Introduction to XGBoost
XGBoost - or eXtreme Gradient Boosting - is an open-source library which provides a regularizing gradient boosting framework for Python, C++, Java, R, Julia, Perl, and Scala. It implements machine learning algorithms based on the gradient boosting concept, where a single model is created from an ensemble of weak learners (decision trees). This is commonly referred as a Gradient Boosting Decision Trees (GBDT), a decision tree ensemble learning algorithm.
GBDTs are commonly compared with the random forest algorithm. They are similar in the sense that they build multiple decision trees. But the key differences are in how they are built and combined. Random forest first builds full decision trees in parallel from bootstrap samples of the dataset, and then generates the final prediction based on an average of all of the predictions. In contrast, GBDT iteratively trains decision trees with the objective that each subsequent tree reduces the error residuals of the previous model - this is the concept of boosting. The final prediction in a GBDT is a weighted sum of all of the tree predictions. While the bootstrap aggregation method of random forest minimizes variance and overfitting, the boosting method of GBDT minimizes bias and underfitting.

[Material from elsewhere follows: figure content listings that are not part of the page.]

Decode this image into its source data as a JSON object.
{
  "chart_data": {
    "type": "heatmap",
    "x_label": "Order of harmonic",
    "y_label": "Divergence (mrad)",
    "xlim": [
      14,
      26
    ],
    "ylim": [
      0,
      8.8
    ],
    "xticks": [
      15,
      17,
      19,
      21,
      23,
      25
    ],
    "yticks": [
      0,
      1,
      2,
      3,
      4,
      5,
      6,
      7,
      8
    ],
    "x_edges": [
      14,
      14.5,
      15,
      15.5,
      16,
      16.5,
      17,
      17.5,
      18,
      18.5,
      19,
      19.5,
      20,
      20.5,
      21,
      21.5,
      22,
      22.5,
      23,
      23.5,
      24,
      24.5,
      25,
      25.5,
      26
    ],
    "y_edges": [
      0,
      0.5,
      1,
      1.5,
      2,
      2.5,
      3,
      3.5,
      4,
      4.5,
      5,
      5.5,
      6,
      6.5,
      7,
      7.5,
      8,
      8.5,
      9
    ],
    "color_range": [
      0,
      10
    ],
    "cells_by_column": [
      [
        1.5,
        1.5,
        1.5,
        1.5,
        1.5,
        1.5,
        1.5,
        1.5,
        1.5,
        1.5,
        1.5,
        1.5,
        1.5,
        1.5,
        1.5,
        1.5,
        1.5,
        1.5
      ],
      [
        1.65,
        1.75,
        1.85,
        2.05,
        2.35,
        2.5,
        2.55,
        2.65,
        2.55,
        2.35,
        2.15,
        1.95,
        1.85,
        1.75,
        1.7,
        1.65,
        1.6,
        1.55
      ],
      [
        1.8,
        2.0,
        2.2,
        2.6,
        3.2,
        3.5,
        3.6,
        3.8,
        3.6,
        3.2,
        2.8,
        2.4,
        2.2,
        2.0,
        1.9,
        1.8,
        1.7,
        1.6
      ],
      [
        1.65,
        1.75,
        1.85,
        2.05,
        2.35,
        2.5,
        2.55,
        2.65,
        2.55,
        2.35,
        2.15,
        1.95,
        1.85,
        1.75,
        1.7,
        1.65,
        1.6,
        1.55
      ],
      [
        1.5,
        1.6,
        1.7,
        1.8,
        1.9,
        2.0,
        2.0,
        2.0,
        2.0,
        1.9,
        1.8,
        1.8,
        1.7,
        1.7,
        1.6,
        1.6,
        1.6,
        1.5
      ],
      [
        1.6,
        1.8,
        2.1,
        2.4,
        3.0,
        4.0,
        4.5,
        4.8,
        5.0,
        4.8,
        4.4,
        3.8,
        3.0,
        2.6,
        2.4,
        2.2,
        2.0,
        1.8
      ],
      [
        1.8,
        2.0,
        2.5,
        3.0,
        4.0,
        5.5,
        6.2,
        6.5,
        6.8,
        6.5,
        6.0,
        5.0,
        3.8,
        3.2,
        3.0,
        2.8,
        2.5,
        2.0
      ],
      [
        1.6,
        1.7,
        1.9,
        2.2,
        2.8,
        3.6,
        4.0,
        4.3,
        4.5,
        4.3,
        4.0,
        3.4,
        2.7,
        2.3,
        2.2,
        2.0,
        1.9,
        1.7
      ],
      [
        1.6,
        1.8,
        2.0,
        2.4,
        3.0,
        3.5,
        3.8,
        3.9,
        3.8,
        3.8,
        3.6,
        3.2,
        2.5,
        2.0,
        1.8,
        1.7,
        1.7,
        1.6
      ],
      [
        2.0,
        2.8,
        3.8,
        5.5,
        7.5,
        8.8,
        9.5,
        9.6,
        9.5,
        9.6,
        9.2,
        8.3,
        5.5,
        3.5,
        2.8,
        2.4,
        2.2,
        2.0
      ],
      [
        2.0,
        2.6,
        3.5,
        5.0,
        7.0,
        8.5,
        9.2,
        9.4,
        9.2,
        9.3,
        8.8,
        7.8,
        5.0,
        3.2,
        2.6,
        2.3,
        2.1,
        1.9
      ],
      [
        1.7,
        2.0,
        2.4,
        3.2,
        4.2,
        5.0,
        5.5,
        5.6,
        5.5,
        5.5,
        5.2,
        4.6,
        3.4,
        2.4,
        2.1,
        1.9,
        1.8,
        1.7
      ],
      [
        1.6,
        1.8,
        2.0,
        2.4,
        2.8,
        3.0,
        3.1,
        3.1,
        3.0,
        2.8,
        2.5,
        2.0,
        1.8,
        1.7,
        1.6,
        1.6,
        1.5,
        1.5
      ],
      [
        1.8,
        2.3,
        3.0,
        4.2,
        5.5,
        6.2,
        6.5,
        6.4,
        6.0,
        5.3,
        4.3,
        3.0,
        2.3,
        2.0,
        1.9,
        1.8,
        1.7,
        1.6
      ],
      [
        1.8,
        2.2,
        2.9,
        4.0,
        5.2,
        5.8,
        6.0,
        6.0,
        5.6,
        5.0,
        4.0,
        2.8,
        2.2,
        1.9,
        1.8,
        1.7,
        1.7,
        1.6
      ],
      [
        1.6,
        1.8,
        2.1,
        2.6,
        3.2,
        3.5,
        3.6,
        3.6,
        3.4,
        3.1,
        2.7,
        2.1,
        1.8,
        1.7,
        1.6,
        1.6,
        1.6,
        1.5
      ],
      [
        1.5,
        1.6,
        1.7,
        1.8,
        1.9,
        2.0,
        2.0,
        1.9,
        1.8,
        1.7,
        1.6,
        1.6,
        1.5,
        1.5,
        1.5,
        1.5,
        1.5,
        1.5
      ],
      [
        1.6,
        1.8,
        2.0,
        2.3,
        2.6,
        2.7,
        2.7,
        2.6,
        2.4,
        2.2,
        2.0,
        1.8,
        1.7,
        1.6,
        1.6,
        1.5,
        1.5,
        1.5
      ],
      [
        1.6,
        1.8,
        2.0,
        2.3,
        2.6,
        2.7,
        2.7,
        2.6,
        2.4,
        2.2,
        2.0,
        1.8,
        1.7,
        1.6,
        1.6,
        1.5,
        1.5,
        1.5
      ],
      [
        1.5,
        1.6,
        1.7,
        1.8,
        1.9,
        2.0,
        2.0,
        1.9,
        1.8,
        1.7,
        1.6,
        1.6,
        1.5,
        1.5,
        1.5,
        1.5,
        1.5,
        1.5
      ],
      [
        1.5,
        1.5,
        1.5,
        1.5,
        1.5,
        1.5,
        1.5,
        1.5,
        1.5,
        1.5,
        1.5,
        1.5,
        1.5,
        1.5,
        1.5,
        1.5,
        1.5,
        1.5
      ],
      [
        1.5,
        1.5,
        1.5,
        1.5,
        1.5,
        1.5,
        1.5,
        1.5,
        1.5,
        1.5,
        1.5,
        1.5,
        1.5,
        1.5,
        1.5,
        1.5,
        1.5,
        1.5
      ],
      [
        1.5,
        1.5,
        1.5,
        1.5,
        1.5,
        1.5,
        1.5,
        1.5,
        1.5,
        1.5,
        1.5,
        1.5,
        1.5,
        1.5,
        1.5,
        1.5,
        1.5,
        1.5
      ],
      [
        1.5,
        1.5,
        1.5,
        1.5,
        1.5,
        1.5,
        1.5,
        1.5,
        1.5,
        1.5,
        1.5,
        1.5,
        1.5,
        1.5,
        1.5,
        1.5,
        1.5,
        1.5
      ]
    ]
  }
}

XGBoost includes many features that optimizes the implementation of GBDT, including parallelized trees training (instead of sequential) and integration with distributed processing frameworks like Apache Spark and Dask. These various performance improvements have historically made XGBoost the preferred framework of choice when training models for supervised learning tasks, and have seen widespread success in Kaggle competitions on structured data.
Use cases in Federated Learning
While there is no way to know before hand what model would perform the best in federated learning, XGBoost is appealing for several reasons:
- To train the first model, XGBoost hyperparameters require significantly less tuning compared to neural network-based models.
- XGBoost is known to produce models that perform far better than neural networks on tabular datasets, which can be encountered in real-world federated learning systems such as in healthcare or IoT applications.
- Feature scaling is unnecessary when training XGBoost models. This not only facilitates fine-tuning on new data distributions, but also supports cross-device and cross-silo federated learning, where the data distributions from participating clients are not know a priori.
XGBoost in Flower
In Flower, we have provided two strategies for performing federated learning with XGBoost: FedXgbBagging and FedXgbCyclic, which are inspired from the work at Nvidia NVFlare. These implementations allow Flower users to use different aggregation strategies for the XGBoost model. FedXgbBagging aggregates trees from all participating clients every round, whereas FedXgbCyclic aggregates clients' trees sequentially in a round-robin manner. With these strategies, Flower users can very quickly and easily run and compare the performance of federated learning systems on distributed tabular datasets using state-of-the-art XGBoost aggregation strategies, without needing to implement them from scratch.